Some days I just need a quick workout at the gym. I know I need to exercise for mental health as much as physical health and so the days when I am feeling not at the top of my mental/emotional health game, I am at a crossroads of needing to exercise and not being motivated to exercise.
If you have those days too, feel free to try my template that involves 4 or 6-minute movement segments using a Tabata format.

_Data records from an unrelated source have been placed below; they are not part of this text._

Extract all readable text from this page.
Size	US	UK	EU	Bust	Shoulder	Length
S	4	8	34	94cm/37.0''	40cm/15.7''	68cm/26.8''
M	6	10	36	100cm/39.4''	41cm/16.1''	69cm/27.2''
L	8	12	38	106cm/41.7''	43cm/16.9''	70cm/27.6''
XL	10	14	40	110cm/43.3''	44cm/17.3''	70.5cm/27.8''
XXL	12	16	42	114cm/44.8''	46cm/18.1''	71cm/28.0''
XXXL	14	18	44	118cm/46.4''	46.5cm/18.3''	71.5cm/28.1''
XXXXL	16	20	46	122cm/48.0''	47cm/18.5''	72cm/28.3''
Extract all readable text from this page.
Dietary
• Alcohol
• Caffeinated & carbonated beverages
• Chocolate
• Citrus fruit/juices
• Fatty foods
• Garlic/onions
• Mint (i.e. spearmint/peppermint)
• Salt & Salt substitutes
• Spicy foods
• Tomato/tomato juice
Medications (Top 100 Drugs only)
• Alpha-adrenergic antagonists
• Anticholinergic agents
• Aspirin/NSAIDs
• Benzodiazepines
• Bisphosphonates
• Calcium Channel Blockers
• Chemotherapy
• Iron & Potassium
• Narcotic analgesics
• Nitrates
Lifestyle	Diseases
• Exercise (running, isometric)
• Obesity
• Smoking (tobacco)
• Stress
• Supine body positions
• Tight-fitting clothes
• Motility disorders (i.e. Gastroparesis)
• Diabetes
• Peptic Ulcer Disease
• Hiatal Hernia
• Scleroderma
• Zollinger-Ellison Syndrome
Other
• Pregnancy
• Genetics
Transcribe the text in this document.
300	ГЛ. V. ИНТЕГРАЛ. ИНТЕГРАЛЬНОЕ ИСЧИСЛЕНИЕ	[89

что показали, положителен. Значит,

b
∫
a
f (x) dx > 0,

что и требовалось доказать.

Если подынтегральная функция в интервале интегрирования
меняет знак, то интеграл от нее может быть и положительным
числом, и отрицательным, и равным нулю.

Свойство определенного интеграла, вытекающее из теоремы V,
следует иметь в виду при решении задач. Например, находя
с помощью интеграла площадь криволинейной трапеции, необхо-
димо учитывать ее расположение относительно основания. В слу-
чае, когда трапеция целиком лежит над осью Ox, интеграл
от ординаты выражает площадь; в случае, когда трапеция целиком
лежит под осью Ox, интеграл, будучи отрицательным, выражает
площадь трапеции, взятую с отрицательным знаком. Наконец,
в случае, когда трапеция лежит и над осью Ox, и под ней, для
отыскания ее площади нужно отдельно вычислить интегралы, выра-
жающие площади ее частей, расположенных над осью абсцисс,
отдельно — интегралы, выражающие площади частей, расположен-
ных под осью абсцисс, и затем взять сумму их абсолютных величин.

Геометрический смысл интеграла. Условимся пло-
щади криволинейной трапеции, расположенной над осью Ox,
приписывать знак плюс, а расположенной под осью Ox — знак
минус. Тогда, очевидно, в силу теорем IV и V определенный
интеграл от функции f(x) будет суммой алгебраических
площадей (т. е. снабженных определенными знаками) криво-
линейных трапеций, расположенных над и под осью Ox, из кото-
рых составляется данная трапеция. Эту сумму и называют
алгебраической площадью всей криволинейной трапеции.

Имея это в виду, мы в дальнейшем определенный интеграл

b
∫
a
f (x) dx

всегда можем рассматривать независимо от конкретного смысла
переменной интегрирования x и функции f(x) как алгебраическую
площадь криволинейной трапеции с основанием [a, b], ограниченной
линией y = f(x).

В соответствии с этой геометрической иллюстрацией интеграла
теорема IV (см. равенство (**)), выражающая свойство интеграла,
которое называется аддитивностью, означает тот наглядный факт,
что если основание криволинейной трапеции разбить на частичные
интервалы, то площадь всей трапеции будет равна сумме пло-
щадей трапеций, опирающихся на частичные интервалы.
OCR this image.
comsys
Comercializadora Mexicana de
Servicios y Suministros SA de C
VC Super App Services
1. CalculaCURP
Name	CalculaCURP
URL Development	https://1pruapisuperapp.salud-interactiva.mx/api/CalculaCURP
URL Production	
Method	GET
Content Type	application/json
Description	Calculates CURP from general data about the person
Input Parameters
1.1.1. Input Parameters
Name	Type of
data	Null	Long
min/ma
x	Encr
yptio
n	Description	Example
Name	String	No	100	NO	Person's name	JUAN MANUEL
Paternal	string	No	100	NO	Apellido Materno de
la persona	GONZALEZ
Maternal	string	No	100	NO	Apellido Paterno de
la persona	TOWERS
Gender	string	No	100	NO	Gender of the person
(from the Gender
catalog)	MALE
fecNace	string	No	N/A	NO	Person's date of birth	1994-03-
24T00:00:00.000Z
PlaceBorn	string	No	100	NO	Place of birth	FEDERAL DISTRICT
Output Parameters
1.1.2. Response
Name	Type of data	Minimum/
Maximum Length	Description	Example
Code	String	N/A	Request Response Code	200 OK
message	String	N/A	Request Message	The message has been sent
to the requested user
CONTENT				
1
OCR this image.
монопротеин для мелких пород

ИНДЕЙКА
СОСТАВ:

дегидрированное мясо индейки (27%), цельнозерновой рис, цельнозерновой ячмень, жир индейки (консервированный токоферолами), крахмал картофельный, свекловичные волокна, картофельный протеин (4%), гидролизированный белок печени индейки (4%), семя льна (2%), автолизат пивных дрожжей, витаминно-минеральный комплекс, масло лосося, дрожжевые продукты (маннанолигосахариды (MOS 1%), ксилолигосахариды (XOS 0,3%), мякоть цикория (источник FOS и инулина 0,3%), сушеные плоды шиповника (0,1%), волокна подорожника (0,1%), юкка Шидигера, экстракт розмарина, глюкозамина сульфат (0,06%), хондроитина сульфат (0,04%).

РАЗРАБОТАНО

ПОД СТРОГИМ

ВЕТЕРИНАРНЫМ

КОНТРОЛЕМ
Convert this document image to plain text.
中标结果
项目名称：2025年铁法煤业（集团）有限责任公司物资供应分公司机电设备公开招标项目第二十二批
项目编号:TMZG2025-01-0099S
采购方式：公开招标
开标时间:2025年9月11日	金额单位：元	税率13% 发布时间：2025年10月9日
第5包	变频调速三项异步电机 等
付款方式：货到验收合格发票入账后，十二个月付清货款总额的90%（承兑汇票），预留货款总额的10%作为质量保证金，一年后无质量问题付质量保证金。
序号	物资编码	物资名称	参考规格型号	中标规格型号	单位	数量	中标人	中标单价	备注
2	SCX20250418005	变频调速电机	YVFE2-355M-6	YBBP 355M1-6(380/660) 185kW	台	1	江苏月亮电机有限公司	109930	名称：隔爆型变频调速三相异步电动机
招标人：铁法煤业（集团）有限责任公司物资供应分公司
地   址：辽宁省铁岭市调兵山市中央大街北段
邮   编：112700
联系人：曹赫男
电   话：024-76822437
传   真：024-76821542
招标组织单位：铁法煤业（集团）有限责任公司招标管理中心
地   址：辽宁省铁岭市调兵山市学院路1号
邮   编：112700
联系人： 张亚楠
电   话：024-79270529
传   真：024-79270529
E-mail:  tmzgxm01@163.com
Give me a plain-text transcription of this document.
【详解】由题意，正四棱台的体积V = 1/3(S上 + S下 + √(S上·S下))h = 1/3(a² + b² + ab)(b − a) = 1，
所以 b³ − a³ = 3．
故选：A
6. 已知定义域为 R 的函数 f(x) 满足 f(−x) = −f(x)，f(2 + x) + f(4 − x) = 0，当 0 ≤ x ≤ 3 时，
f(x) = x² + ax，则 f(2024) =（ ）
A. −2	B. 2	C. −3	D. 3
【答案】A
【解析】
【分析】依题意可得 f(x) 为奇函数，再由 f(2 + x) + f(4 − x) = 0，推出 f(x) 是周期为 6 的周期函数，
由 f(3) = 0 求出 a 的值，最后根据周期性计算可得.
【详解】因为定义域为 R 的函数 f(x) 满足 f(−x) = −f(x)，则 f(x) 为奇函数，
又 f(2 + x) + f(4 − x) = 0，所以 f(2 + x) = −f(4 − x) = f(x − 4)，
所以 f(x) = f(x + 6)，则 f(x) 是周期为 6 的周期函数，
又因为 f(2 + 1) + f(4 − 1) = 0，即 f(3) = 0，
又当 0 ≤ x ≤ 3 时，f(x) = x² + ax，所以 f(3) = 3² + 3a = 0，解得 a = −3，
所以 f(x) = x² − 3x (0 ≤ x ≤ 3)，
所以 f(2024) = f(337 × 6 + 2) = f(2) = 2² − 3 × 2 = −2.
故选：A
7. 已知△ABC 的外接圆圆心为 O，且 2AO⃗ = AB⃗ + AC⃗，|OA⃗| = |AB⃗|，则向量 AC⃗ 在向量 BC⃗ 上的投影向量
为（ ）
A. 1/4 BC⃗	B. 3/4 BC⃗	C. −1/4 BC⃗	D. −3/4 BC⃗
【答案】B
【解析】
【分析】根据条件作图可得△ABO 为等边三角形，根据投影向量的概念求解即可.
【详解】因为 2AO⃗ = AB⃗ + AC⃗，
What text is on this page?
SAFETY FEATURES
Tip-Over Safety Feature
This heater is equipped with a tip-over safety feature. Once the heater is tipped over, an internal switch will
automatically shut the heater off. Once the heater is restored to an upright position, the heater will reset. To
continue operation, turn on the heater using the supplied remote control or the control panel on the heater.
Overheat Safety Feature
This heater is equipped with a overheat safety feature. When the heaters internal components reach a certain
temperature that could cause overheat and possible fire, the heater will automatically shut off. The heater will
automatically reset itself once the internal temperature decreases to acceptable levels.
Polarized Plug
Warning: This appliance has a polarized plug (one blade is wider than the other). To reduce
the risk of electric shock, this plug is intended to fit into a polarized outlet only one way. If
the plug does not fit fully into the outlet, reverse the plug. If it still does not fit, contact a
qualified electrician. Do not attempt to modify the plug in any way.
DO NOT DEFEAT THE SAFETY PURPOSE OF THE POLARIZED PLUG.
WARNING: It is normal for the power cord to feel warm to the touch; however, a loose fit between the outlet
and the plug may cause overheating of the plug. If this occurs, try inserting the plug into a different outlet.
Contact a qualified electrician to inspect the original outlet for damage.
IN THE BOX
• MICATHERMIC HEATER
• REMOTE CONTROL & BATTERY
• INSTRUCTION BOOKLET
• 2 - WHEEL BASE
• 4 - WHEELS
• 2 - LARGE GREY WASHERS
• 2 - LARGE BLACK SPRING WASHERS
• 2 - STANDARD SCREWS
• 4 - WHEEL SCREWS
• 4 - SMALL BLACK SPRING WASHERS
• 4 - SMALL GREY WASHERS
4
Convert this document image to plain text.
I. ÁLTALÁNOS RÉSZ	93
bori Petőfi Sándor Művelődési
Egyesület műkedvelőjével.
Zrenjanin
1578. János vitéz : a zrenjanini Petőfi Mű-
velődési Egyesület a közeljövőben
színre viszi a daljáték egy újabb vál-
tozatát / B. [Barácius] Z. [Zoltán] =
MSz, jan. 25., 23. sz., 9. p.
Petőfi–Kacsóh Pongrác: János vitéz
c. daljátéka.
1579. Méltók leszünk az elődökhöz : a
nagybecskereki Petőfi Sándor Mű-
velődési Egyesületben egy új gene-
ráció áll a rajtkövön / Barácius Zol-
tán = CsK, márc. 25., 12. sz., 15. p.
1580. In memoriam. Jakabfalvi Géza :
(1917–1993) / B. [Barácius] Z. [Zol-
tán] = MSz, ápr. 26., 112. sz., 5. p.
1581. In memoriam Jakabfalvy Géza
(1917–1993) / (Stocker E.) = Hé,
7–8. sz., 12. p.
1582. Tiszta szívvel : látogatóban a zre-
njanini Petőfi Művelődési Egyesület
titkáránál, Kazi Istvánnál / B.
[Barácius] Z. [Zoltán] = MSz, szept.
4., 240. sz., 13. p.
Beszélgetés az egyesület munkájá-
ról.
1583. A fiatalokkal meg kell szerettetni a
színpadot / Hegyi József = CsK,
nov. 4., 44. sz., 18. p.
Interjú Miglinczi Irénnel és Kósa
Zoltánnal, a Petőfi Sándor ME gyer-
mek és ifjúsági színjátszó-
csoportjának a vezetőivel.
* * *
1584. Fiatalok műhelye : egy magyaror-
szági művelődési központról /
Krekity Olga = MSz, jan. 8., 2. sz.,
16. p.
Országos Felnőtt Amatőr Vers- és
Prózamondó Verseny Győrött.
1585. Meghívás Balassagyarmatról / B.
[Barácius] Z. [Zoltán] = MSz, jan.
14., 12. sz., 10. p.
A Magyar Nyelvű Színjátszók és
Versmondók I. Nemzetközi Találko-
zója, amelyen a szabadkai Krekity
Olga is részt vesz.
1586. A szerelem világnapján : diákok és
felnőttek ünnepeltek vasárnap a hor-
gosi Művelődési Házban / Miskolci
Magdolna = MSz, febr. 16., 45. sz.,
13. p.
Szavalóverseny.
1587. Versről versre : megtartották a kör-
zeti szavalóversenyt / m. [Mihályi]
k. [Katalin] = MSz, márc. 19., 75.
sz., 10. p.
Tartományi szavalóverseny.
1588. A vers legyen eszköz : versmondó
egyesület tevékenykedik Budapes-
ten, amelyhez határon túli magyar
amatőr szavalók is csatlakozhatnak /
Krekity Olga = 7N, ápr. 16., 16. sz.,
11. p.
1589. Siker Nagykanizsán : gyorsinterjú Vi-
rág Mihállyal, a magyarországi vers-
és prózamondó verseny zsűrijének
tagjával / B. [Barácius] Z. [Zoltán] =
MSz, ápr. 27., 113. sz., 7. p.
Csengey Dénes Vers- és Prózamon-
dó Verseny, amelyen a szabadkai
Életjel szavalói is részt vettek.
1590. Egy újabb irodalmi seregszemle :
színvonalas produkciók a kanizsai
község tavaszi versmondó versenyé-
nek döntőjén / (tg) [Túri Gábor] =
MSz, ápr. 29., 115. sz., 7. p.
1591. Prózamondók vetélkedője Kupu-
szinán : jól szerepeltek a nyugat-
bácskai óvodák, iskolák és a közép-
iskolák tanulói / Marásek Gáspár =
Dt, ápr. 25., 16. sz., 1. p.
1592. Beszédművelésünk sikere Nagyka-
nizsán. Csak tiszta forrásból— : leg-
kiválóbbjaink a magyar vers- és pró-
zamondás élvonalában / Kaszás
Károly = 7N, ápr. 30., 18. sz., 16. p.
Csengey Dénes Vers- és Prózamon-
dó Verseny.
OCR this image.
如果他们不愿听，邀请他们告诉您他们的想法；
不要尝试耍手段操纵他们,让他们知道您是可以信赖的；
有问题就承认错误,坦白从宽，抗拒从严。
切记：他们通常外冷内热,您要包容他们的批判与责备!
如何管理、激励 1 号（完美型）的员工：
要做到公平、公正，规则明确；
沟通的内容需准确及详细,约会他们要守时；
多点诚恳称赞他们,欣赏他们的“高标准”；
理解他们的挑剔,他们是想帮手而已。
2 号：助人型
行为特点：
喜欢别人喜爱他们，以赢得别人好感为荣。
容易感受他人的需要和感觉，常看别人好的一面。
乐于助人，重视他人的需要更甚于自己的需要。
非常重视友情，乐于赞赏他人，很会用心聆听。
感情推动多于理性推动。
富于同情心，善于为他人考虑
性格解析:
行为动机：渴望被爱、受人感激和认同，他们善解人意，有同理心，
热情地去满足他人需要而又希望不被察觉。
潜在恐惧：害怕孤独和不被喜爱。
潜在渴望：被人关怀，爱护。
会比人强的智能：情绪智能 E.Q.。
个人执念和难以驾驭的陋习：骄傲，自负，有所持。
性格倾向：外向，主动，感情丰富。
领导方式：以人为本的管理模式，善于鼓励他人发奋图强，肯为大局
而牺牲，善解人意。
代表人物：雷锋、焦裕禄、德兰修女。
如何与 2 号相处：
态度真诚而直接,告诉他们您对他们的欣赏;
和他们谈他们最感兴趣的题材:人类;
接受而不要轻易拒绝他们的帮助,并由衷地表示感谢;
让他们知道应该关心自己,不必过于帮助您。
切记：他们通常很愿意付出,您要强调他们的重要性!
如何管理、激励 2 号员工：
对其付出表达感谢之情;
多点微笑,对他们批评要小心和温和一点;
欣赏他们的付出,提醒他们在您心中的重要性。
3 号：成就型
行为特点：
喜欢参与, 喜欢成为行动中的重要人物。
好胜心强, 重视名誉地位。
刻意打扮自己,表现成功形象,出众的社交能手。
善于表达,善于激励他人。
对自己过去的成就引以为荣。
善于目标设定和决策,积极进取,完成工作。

A Tabata is a form of exercise where you alternate short periods of exercise with shorter periods of rest. For a Tabata, I use 4 minutes of exercise consisting of 8 exercises, each done for 20 seconds, with 10 seconds of rest in between. There are lots of great Tabata timer apps for free and in general, I choose the 8 exercises to fit the pattern of lower legs, cardio, arms, side abs, middle abs, side abs, cardio, arms with legs combined
Get-It-Done-Workout
Block One: 6 minutes of cardio
For the first 6 minute block I like to do the elliptical at a steep incline and lower resistance for 1 minute, medium resistance for 1 minute, high resistance for 1 minute, and then repeat this resistance pattern at a medium incline. The goal is just to get your heart rate up for 6 minutes. You can run outside in intervals or even a consistant 6 minute run. You could jump rope in a pattern of 1 minute on and 15 seconds off for 6 minutes. Whatever you have available to do for 6 minutes
Rest 1 minute
Block Two: 2 Tabatas (8 minutes total) with 30 seconds of rest in between the first and second Tabata
Today I did the following 8 exercises: wide leg squats while holding hand weights, moutainclimbers, tricep dips, side plank with hip dips and lifts on left side, v-sit sit ups, side plank with hip dips and lifts on right side, jump lunges, legs together squats with both arm rows with handweights. I then rested 30 seconds and repeated this Tabata
Rest 1 minute
Block Three: 6 minutes of cardio
I did the same elliptical routine that I did in Block One, but sometimes I change it up and run on the treadmill, or run up and down some flights of stairs if they are available.
Rest 1 minute
Block 4: 2 Tabatas (8 minutes total) with 30 seconds of rest in between
You can repeat the same Tabata in Block Two for today I did 8 different exercises. I did wide leg squat with alternating side leg lifts, jumping jacks, straight front arm raises with weights, sitting russian twists holding a weight, dead bugs with weights, bicycle crunches, burpees, lateral arm flys with hand weights
This should get you a quick 30- 35 minute workout with plenty of variety to keep you entertained on the days that you just need to get it done!